The stock market become the driving force of the American economy in the first decade of the 20th century as a result of the birth of the giant modern corporation. The Speculation Economy tells the story of the legal, financial, economic and social transformations that allowed financiers to collect companies and combine them together into huge new corporations for the main purpose of manufacturing stock and dumping it on the market. Businessmen started to make more money from legal and financial manipulation than from practical business improvements like innovations in technology, management, distribution, and marketing.

The Speculation Economy explains how and why, at the turn of the 20th century, the stock created by the giant modern corporation became dispersed throughout the market. It shows the shift in attitudes of ordinary Americans from cautious bond buyers into eager stock speculators. At the same time, it shows how a federal government wedded to an outdated economic model and struggling to expand its own power failed to regulate finance and thus missed the chance to control corporations. While politicians argued, finance came to dominate industry, and as stock ownership spread widely throughout society, the stock market came to dominate finance.

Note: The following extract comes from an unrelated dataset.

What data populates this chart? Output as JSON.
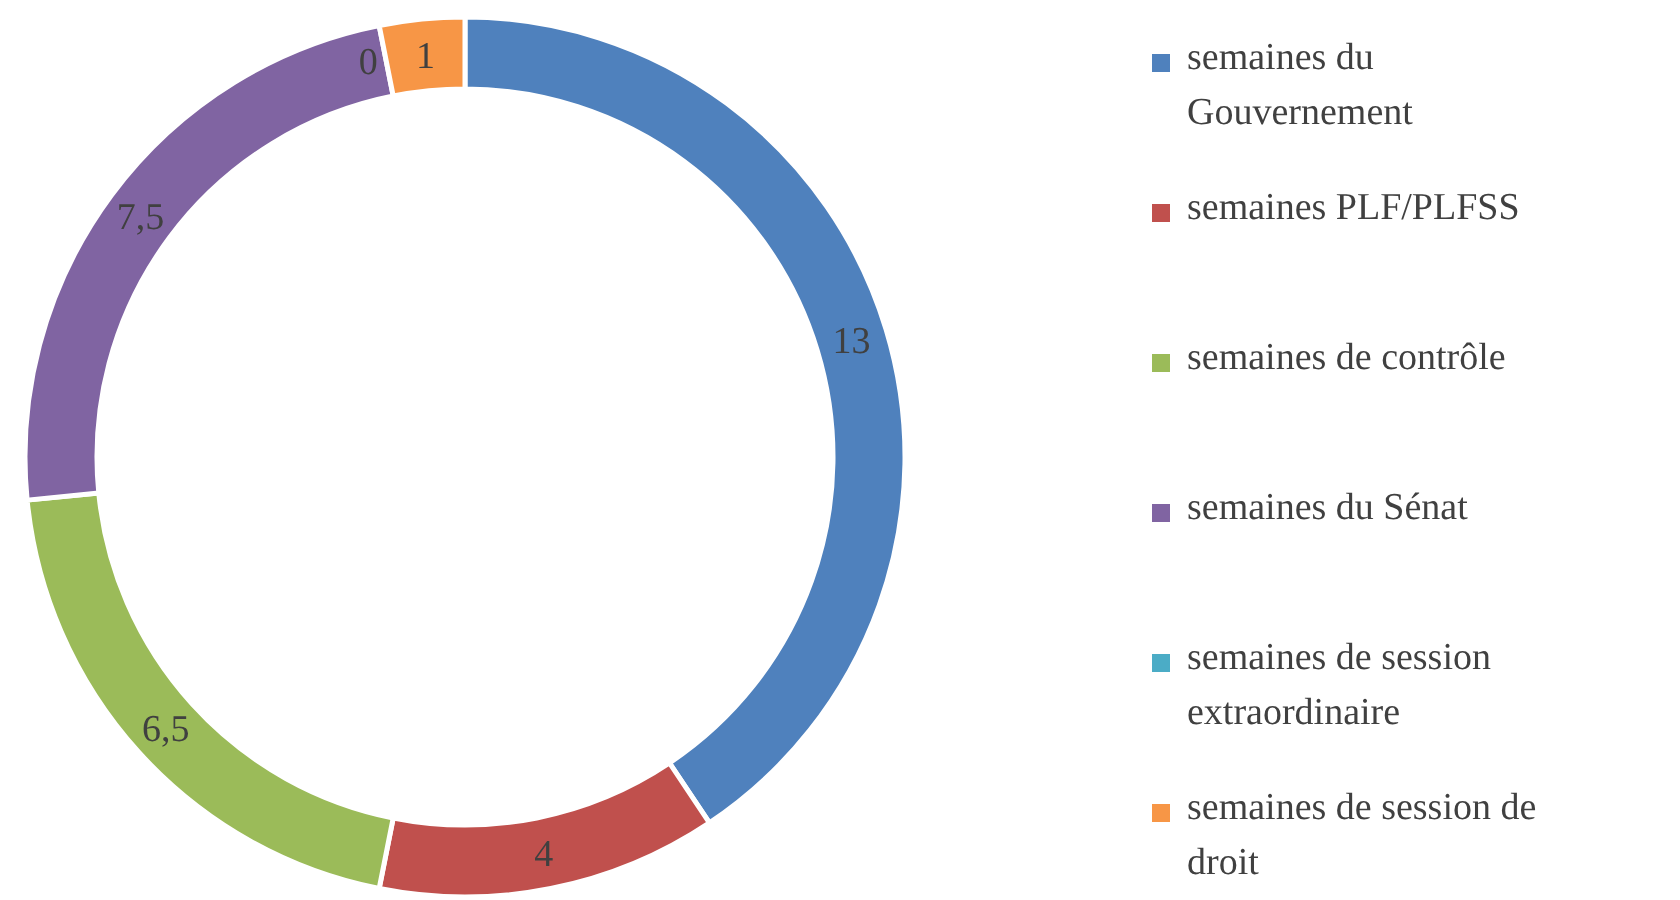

The Speculation Economy examines this history in detail from the perspectives of the economic history of the growth of the market, the social history of early stockholding, the intellectual history of financial analysis of the era, the federal regulatory attempts to control the giant combinations, and the roots of modern securities regulation that emerged from the antitrust debate of the first decade of the 20th century.

The downloadable paper includes the Table of Comments and Prologue of The Speculation Economy.